Yet Another Lazy 3 Day Weekend
March 24th, 2008
Yea, so getting to work this week has actually been really nice. I pass two schools on my way to work and both schools started their Spring break last week Monday. Man, traffic has been a breeze and I am just really glad that both schools are still going to be on break next week.
Tuesday was kind of interesting at work. Our main clerk took the day off, so I was pretty much in charge of the hearing we had that afternoon. It went pretty smoothly - especially since my boss was out sick that day and she heads the committee the hearing was for. The assistant clerk was just freaking out though. I kept wanting to tell her to just sit down and not do anything to help because she kept messing things up. She even forgot how to set up. Heck, I’ve only helped at 3 or 4 hearings and I knew how to set up after the first one. Grrr. It’s just so frustrating.
We also went out to lunch on Thursday - which was cool. What made it super cool though was that OCD did not come because she had a lot of work to do since she had a big deadline that day and my boss also did not show up until we had all pretty much finished eating. I was soooo happy that OCD did not make it though.
Last week was a short week since we had Good Friday off. Oh, 3 day weekends - I find you so necessary nowadays! I did go into work on Friday for a couple of hours though. I didn’t really get much done though. I was going to try to catch up on everything that I had to do, but I just could not concentrate at all.
I was able to watch quite a few DVD’s this weekend - which is cool. Season 3 of Battlestar Galactica came out on Tuesday and I actually bought it. Eeeek! Geek Alert! I have really been impressed by this series. I actually have not seen it on TV though - I’ve just been watching the DVD’s, trying to catch up to the current season. Season 4 starts on April 4th and I am going to try my hardest to watch it this year since this is going to be the final season of the show and I am just very curious to see what happens! OMG! I actually watched all of the season 3 disks this past week. Man, I have no life.
I also saw 30 Days of Night and Death at a Funeral this weekend.
30 Days of Night was, well, pretty boring. It just dragged on and on and on. There were a couple of “action” sequences that were pretty predictable, but certainly not redeeming. The commercials certainly made it seem a lot more interesting than it actually was.
Death at a Funeral was okay. It looks like a British farce and even though most of the actors are British and it’s set in Britain, it was actually directed by Frank Oz. It was okay. It was also very predictable, but there were a few funny parts. For me, the most redeeming parts of the movie were all of the shots of Alan Tudyk’s ass. You might remember him as Wash the pilot from Firefly or as Steve the Pirate in Dodgeball.
I didn’t really do much else this weekend. I took some stuff down to the recycling center - oooooh exciting. I also did some dishes - even more excitement! ZOMG! I have to calm myself down!

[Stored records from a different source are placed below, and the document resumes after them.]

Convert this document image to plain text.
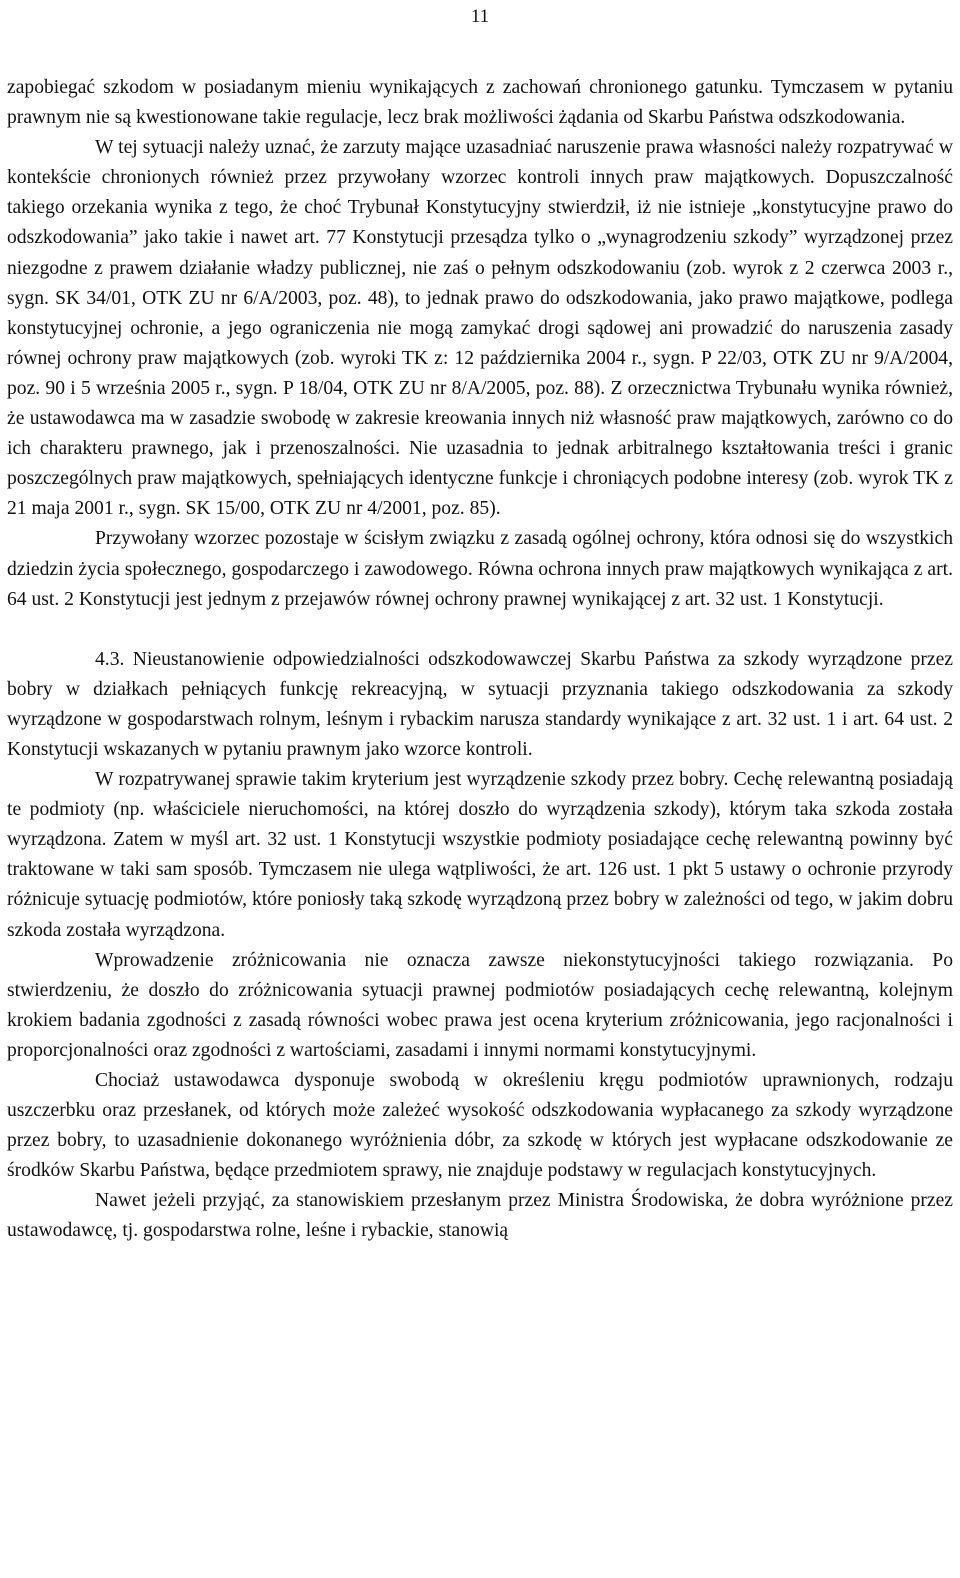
11

zapobiegać szkodom w posiadanym mieniu wynikających z zachowań chronionego gatunku. Tymczasem w pytaniu prawnym nie są kwestionowane takie regulacje, lecz brak możliwości żądania od Skarbu Państwa odszkodowania.

W tej sytuacji należy uznać, że zarzuty mające uzasadniać naruszenie prawa własności należy rozpatrywać w kontekście chronionych również przez przywołany wzorzec kontroli innych praw majątkowych. Dopuszczalność takiego orzekania wynika z tego, że choć Trybunał Konstytucyjny stwierdził, iż nie istnieje „konstytucyjne prawo do odszkodowania” jako takie i nawet art. 77 Konstytucji przesądza tylko o „wynagrodzeniu szkody” wyrządzonej przez niezgodne z prawem działanie władzy publicznej, nie zaś o pełnym odszkodowaniu (zob. wyrok z 2 czerwca 2003 r., sygn. SK 34/01, OTK ZU nr 6/A/2003, poz. 48), to jednak prawo do odszkodowania, jako prawo majątkowe, podlega konstytucyjnej ochronie, a jego ograniczenia nie mogą zamykać drogi sądowej ani prowadzić do naruszenia zasady równej ochrony praw majątkowych (zob. wyroki TK z: 12 października 2004 r., sygn. P 22/03, OTK ZU nr 9/A/2004, poz. 90 i 5 września 2005 r., sygn. P 18/04, OTK ZU nr 8/A/2005, poz. 88). Z orzecznictwa Trybunału wynika również, że ustawodawca ma w zasadzie swobodę w zakresie kreowania innych niż własność praw majątkowych, zarówno co do ich charakteru prawnego, jak i przenoszalności. Nie uzasadnia to jednak arbitralnego kształtowania treści i granic poszczególnych praw majątkowych, spełniających identyczne funkcje i chroniących podobne interesy (zob. wyrok TK z 21 maja 2001 r., sygn. SK 15/00, OTK ZU nr 4/2001, poz. 85).

Przywołany wzorzec pozostaje w ścisłym związku z zasadą ogólnej ochrony, która odnosi się do wszystkich dziedzin życia społecznego, gospodarczego i zawodowego. Równa ochrona innych praw majątkowych wynikająca z art. 64 ust. 2 Konstytucji jest jednym z przejawów równej ochrony prawnej wynikającej z art. 32 ust. 1 Konstytucji.

4.3. Nieustanowienie odpowiedzialności odszkodowawczej Skarbu Państwa za szkody wyrządzone przez bobry w działkach pełniących funkcję rekreacyjną, w sytuacji przyznania takiego odszkodowania za szkody wyrządzone w gospodarstwach rolnym, leśnym i rybackim narusza standardy wynikające z art. 32 ust. 1 i art. 64 ust. 2 Konstytucji wskazanych w pytaniu prawnym jako wzorce kontroli.

W rozpatrywanej sprawie takim kryterium jest wyrządzenie szkody przez bobry. Cechę relewantną posiadają te podmioty (np. właściciele nieruchomości, na której doszło do wyrządzenia szkody), którym taka szkoda została wyrządzona. Zatem w myśl art. 32 ust. 1 Konstytucji wszystkie podmioty posiadające cechę relewantną powinny być traktowane w taki sam sposób. Tymczasem nie ulega wątpliwości, że art. 126 ust. 1 pkt 5 ustawy o ochronie przyrody różnicuje sytuację podmiotów, które poniosły taką szkodę wyrządzoną przez bobry w zależności od tego, w jakim dobru szkoda została wyrządzona.

Wprowadzenie zróżnicowania nie oznacza zawsze niekonstytucyjności takiego rozwiązania. Po stwierdzeniu, że doszło do zróżnicowania sytuacji prawnej podmiotów posiadających cechę relewantną, kolejnym krokiem badania zgodności z zasadą równości wobec prawa jest ocena kryterium zróżnicowania, jego racjonalności i proporcjonalności oraz zgodności z wartościami, zasadami i innymi normami konstytucyjnymi.

Chociaż ustawodawca dysponuje swobodą w określeniu kręgu podmiotów uprawnionych, rodzaju uszczerbku oraz przesłanek, od których może zależeć wysokość odszkodowania wypłacanego za szkody wyrządzone przez bobry, to uzasadnienie dokonanego wyróżnienia dóbr, za szkodę w których jest wypłacane odszkodowanie ze środków Skarbu Państwa, będące przedmiotem sprawy, nie znajduje podstawy w regulacjach konstytucyjnych.

Nawet jeżeli przyjąć, za stanowiskiem przesłanym przez Ministra Środowiska, że dobra wyróżnione przez ustawodawcę, tj. gospodarstwa rolne, leśne i rybackie, stanowią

Shiiiiit. I am disappointed in myself though. I really should have done a lot more house cleaning this weekend. I knew exactly what I needed to do, but I just blew it all off - again. I am so horrible at house keeping. I don’t know if it’s because I just really, really, really, really needed to relax or was just really, really, really, really lazy. Probably a bit of both.
I guess I also have a lot on my mind too. I just found out a couple of days ago that my cousin has breast cancer. She’s 41 years old. Her Mom, (my aunt), had breast cancer in both of her breasts too. I just don’t know how I feel about my cousin getting the cancer though. I guess she is getting some kind of genetic test done to see if she has this one gene, which is pretty indicative if you’re going to get breast cancer or something. As a family member, I can get the test done as well. My Mom says I should - I told her I don’t want to take the test.
I mean, what if the presence of this gene means that I would have, say, a 20% chance of getting breast cancer. What am I supposed to do for the rest of my life? Constantly worry that it’s going to show up one day? Some people might be able to “forget” that they have this gene, but I am not one of those people. I don’t want to live my life worrying that I might develop this cancer.
My cousin is going to see a surgeon pretty soon and she might get both of her breasts removed. Maybe, I am waiting to hear how bad it is before I really start worrying. I think her doctor is pretty sure that it has already spread to one of her lymph nodes.
I am actually wondering if I should go up there to help her out a bit, even though she probably doesn’t need it since she lives really close to her Mom. I don’t know. I’ll see what happens. I am still pretty mad at my Aunt at how she treated my Mom after my Grandma died. I should be a good person and just let bygones be bygones, but screw that.
Anyways, it’s late and I should get to bed now.